This course introduces the concept of Portfolio Mix & Composition Strategy within the Personal Loan Credit (Salaried/Self-Employed) framework. It focuses on defining the desired balance of the loan portfolio across key dimensions such as customer segments, risk profiles, tenors, and product propositions to achieve sustainable growth while maintaining risk discipline.
Learners will explore key assessment dimensions such as structuring portfolio distribution across risk bands, aligning tenors with borrower profiles, defining target customer segments, and linking portfolio composition to the overall personal loan product proposition, with an emphasis on independent validation and well-documented rationale. The course highlights how an imbalanced portfolio mix—such as overexposure to high-risk segments or long-tenor loans—can increase vulnerability to economic stress and impact portfolio stability. It also examines the need to continuously monitor and recalibrate portfolio composition based on performance trends and strategic objectives.

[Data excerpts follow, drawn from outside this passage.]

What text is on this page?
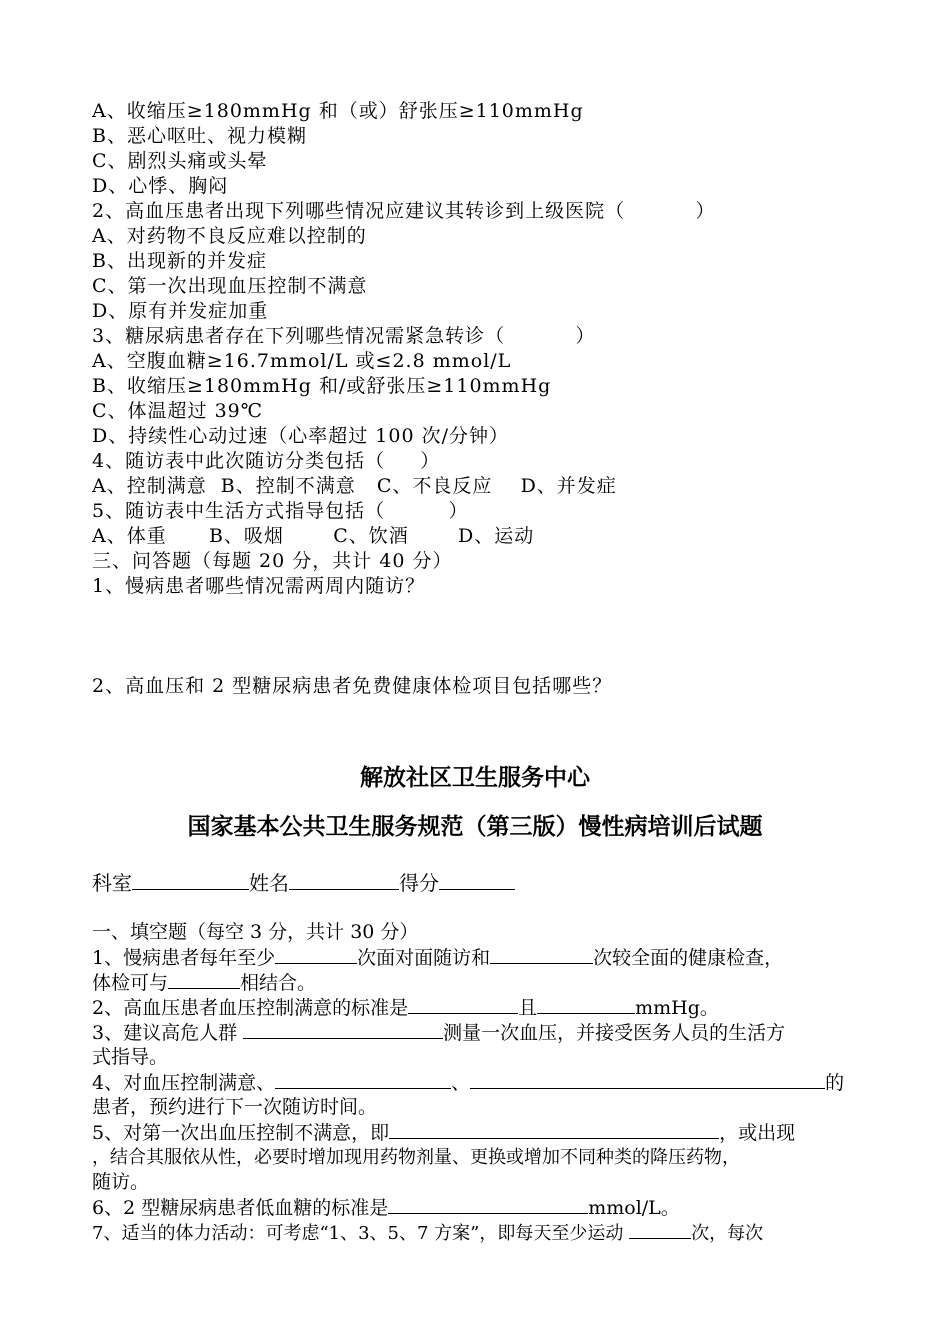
A、收缩压≥180mmHg 和（或）舒张压≥110mmHg
B、恶心呕吐、视力模糊
C、剧烈头痛或头晕
D、心悸、胸闷
2、高血压患者出现下列哪些情况应建议其转诊到上级医院（          ）
A、对药物不良反应难以控制的
B、出现新的并发症
C、第一次出现血压控制不满意
D、原有并发症加重
3、糖尿病患者存在下列哪些情况需紧急转诊（          ）
A、空腹血糖≥16.7mmol/L 或≤2.8 mmol/L
B、收缩压≥180mmHg 和/或舒张压≥110mmHg
C、体温超过 39℃
D、持续性心动过速（心率超过 100 次/分钟）
4、随访表中此次随访分类包括（     ）
A、控制满意  B、控制不满意   C、不良反应    D、并发症
5、随访表中生活方式指导包括（         ）
A、体重      B、吸烟       C、饮酒       D、运动
三、问答题（每题 20 分，共计 40 分）
1、慢病患者哪些情况需两周内随访？
2、高血压和 2 型糖尿病患者免费健康体检项目包括哪些？
解放社区卫生服务中心
国家基本公共卫生服务规范（第三版）慢性病培训后试题
科室	姓名	得分
一、填空题（每空 3 分，共计 30 分）
1、慢病患者每年至少	次面对面随访和	次较全面的健康检查，
体检可与	相结合。
2、高血压患者血压控制满意的标准是	且	mmHg。
3、建议高危人群	测量一次血压，并接受医务人员的生活方
式指导。
4、对血压控制满意、	、	的
患者，预约进行下一次随访时间。
5、对第一次出血压控制不满意，即	，或出现
，结合其服依从性，必要时增加现用药物剂量、更换或增加不同种类的降压药物，
随访。
6、2 型糖尿病患者低血糖的标准是	mmol/L。
7、适当的体力活动：可考虑“1、3、5、7 方案”，即每天至少运动	次，每次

The course distinguishes portfolio mix and composition strategy from broader portfolio diversification strategies, emphasizing its role in defining targeted portfolio structure, segment-level exposure management, and actionable risk boundaries, whereas diversification focuses on spreading risk more generally across segments. Each requires distinct evidence standards, ownership, and approval authority.
By the end of the course, participants will understand how to design, monitor, and optimize portfolio composition in practice, particularly within Personal Loan Product Proposition and Positioning. The course also emphasizes the role of the credit manager in validating team-level analysis, approving case recommendations, and managing segment-level exposure within Personal Loan Credit, ensuring alignment with business strategy, risk appetite, and credit committee priorities.